Ступив на площадку третьего этажа, услышал, как отворилась слева дверь.
— Добрый день, Иван Александрович! Хотите, я пойду с вами?
Это Сережа, ученик четвертого класса. Его отец работает машинистом на паровозе, часто ходит в далекие рейсы, и мальчик скучает без отцовской ласки, без мужского участия. А с ним, с Павлием, ему интересно, он чувствует себя рядом с ним совсем взрослым. И каждый раз, услышав на ступенях вызванивание металлической палочки, Сережа выскакивает на площадку и предлагает совместную прогулку.
— Иван Александрович, а правда, что можно видеть свет погасшей звезды?
Значит, Сережа тоже только что слушал радио.
— Ученые говорят, что можно.
— Как же это?
— Когда вернусь, попробуем разобраться.
— Так я с вами пойду...
— Нет-нет, Сережа, спасибо. Сегодня я хочу сам.
Одиннадцать ступенек — площадка, одиннадцать ступенек — площадка...
На дворе по-летнему тепло, солнечно.
Павлий подставляет лицо под горячие лучи, и ему снова кажется, что он видит небо. Только сейчас оно какое-то необычное: светлое, ослепительное, а солнце почему-то маленькое, как донышко бутылки, и черное.

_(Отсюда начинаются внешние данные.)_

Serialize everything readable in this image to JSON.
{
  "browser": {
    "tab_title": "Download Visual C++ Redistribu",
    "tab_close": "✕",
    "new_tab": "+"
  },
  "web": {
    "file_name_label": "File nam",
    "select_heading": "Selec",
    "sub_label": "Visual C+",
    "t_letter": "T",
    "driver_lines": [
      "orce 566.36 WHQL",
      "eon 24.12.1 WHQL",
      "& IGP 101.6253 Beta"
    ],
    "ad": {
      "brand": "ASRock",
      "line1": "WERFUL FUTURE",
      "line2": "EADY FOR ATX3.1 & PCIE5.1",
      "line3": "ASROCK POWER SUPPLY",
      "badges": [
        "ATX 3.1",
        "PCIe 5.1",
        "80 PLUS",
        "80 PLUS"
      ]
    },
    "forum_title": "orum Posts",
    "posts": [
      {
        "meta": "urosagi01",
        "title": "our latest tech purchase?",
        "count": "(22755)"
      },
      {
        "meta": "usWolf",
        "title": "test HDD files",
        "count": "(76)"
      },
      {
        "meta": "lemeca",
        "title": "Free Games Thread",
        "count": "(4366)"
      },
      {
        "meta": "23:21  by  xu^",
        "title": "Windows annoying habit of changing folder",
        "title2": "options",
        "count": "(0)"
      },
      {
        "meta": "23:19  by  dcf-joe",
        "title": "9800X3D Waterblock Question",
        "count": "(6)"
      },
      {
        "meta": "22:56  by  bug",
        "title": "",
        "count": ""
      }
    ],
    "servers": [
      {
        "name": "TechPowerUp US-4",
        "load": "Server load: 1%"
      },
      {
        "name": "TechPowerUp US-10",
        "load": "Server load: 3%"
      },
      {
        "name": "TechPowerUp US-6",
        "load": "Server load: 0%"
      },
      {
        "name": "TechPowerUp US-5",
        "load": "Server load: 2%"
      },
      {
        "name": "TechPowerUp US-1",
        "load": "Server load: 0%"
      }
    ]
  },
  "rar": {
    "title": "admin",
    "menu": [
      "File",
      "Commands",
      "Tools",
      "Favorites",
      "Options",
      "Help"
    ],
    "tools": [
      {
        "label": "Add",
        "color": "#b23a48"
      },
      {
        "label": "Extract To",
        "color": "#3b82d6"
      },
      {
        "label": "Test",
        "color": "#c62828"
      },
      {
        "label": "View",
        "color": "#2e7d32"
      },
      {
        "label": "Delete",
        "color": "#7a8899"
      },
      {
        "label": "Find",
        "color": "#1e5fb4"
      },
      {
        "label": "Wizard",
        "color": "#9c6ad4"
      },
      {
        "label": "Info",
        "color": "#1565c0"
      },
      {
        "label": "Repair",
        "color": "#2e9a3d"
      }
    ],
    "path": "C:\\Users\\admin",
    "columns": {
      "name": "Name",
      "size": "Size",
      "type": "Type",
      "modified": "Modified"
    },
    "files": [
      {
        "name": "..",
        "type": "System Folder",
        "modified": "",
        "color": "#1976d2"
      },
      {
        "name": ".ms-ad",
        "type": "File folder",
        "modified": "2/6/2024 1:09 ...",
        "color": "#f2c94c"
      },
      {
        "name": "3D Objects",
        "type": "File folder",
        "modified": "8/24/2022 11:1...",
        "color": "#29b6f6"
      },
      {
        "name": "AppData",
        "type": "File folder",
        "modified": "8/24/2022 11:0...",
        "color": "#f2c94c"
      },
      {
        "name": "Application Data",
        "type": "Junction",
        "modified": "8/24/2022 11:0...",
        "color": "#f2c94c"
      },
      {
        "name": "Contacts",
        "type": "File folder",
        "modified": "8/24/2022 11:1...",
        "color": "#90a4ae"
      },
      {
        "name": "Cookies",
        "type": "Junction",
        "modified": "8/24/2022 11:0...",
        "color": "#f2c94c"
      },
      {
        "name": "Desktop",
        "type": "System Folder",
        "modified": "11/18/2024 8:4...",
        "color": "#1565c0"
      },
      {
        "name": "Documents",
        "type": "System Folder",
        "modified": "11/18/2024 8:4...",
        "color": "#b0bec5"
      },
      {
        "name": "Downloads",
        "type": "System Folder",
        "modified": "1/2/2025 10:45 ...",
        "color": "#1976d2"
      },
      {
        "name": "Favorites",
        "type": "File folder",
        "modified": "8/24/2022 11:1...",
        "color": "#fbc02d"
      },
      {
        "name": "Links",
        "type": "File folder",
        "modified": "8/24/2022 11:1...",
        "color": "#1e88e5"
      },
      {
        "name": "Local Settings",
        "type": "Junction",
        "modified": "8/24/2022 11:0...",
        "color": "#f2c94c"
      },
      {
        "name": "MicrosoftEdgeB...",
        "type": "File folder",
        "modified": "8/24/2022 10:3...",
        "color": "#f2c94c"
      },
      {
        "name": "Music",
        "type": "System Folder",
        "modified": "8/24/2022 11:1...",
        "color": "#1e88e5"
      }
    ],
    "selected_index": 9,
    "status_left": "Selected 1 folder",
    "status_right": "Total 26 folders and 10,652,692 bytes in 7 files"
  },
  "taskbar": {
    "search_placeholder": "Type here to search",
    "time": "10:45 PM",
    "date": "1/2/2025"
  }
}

На детской площадке — веселый шум. Поскрипывают качели. Где-то неподалеку шуршит развешанное на веревке белье. Воздух пахнет расцветшей акацией, сиренью.
Иван Александрович идет асфальтовой дорожкой, постукивает перед собой палочкой. Малыши на велосипедах съезжают с тротуара и долго смотрят ему вслед, пытаются ехать вслепую. Кто-то падает — смех, шум.
А Павлий идет, как зрячий.
Подойдя к мостовой, останавливается. Мимо него громыхают грузовые машины, тихо проносятся легковые, с треском проскакивают мотоциклы. Все это ему кажется грозной сплошной лавиной, которую ни остановить, ни переждать.